21 set, 2018 - 18:00 • Mariana Salazar
Na rua dos Caldeireiros, no centro histórico do Porto, as palavras de ordem estão afixadas nas varandas e nas paredes. “O meu nome é Maria. Fui para a periferia”, “Turismo é bom. Não na nossa casa”, “Não aos despejos. Resistência popular”, pode ler-se.
Noutra parede, pintado a azul, não escapa a frase “Porto Morto”. Duas palavras que funcionam como antítese da cidade nortenha: um Porto cheio de vida e de pessoas, mas vazio de moradores; um Porto cujo centro passou para a periferia.
Lucinda é uma cara conhecida na Rua dos Caldeireiros. É ali que mora há mais de meio século, mas conta que não deve ficar muito mais. Fez um pedido de habitação na Câmara do Porto, há mais de dois anos, mas, até hoje, não obteve qualquer resposta.
“Nestes últimos tempos, é o senhorio que nos anda a pressionar para a gente lhe deixar a casa. Diz que já vendeu… Não sei se vendeu ou se não. Se não tiver para onde ir, eu não saio.”
A renda tem aumentado de ano para ano. “A reforma é pequenina. Tenho a minha e um bocadinho da reforma do meu marido”. As lágrimas escorrem-lhe pelo rosto, mas continua: “Pagando água, luz e gás… Com o que é que eu fico para comer? Muito pouco”. Pensar no dia de amanhã é um dos principais receios de Lucinda, vive na incerteza. “Se me empurram daqui para fora, para onde é que eu vou?”
O falecido marido vivia naquela casa desde 1953 e, agora, a mulher, sem outra hipótese, recusa-se a sair e ir morar para casa dos filhos não é opção: “Eles têm a vida deles. A casinha deles é só para eles e para os filhos. Onde é que me vou pôr? E as minhas coisas? Deito fora?”
O senhorio deixou de aparecer naquele prédio. Segundo Lucinda, “parece que até tem medo de vir aqui ter com a gente”. A mulher apenas tem uma vizinha que trabalha no 1.º andar do edifício degradado. “Aqui está tudo a cair abaixo e aparecem ratos que mais parecem coelhos. Eu ando sempre a meter remédio lá em cima.

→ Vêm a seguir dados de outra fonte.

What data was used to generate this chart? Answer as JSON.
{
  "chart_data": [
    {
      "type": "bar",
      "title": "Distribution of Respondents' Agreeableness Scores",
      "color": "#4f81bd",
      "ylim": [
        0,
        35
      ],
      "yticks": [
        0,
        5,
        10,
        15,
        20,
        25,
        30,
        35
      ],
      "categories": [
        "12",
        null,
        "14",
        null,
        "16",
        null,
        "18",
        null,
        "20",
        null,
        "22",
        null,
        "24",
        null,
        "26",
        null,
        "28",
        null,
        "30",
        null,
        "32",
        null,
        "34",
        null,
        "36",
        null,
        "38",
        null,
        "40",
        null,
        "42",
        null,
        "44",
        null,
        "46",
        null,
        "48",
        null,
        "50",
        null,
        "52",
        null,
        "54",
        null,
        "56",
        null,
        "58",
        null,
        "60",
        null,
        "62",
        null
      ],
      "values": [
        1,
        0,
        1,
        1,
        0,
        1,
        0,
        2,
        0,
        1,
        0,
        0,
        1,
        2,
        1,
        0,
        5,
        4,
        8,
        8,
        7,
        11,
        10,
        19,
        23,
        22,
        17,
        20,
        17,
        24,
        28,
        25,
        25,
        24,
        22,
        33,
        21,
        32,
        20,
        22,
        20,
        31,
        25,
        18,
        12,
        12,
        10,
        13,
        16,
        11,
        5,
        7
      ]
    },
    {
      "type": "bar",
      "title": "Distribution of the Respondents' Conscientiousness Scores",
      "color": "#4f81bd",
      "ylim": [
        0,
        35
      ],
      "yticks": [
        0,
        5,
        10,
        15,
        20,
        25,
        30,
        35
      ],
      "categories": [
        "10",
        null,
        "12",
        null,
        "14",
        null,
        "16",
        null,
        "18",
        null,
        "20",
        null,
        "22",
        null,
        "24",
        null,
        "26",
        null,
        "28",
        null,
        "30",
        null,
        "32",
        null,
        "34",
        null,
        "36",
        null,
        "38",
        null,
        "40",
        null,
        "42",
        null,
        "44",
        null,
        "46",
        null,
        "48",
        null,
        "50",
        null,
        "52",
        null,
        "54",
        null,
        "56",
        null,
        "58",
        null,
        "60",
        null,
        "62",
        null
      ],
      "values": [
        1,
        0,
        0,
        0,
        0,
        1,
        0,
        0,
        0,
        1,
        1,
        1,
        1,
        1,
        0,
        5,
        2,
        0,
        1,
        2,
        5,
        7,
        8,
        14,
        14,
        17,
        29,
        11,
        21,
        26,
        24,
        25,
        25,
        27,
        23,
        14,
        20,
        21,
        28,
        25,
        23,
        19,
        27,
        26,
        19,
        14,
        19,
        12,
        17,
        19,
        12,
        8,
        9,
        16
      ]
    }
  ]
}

Antigamente, gastava mais dinheiro em remédio para os ratos do que gastava em renda”.
Uns metros abaixo, vive Maria Augusta, de 64 anos. É com o filho e com Zita, a companheira de quatro patas, que partilha o primeiro andar.
Lembra os tempos em que os moradores dos Caldeireiros eram uma família. “Agora, passo o dia todo aqui no prédio. Agora não há gente com quem falar”, conta.
O interior do prédio onde mora desde que nasceu foi arranjado e o segundo andar é um alojamento local.
“Não sei as ideias do meu senhorio. Tomara a ele que eu saísse, mas eu não saio. Tentou fazer um contrato de cinco anos, mas eu disse-lhe que nem por cinco nem por dez. Só pode fazer contrato quando eu 'bater a solapa'”, diz a inquilina.
A Maria Augusta, a ideia de ir para um bairro não agrada. “Estou bem aqui. Não quero ir para bairros", argumenta.
“Agora é tudo para turistas”, lamenta Maria Augusta. “Estão a esvaziar as pessoas das suas casas só para fazer hotéis.."
Não são apenas os moradores que vêm as suas rendas aumentar. No comércio, muitos são os casos de quem perde o negócio.
É o caso de Daniela [nome fictício], uma cabeleireira de 56 anos, que instalou o seu negócio num dos prédios dos Caldeireiros, onde trabalha desde os 14 anos.
“Vou ter de sair. Deram-me até junho, só que eu fui para um advogado e vamos para tribunal”, suspira.
“As pessoas desta zona estão todas a sair daqui. Estão todas a serem postas fora das suas casas, onde já vivem há mais de 50 anos."
Nos últimos anos, Daniela viu a renda aumentar de 70 até 200 euros mensais. “Ele [o senhorio], agora, quer o imóvel vazio. Quer que eu saia daqui sem nada. Vamos ver o que o tribunal vai dizer. Este é o meu ganha-pão. Com 56 anos, quem é que me vai dar emprego? Ninguém, não é?”, remata.
António Augusto é proprietário de uma barbearia em pleno centro da cidade. Conta histórias de quem por ali passou e histórias de um turismo que levou à “descaracterização da zona histórica”.
Na balança dos "prós e contras", pesa a desertificação. “Só neste bocadinho de 100 metros, mais ao menos, saíram daqui 100 pessoas. A loja do artesanato... ouvi dizer que estava alugada por 100 euros, antes de fazer as obras, e dizem que agora estão a pagar 600 ou 700. Isso é impossível. É muito mau”, desabafa.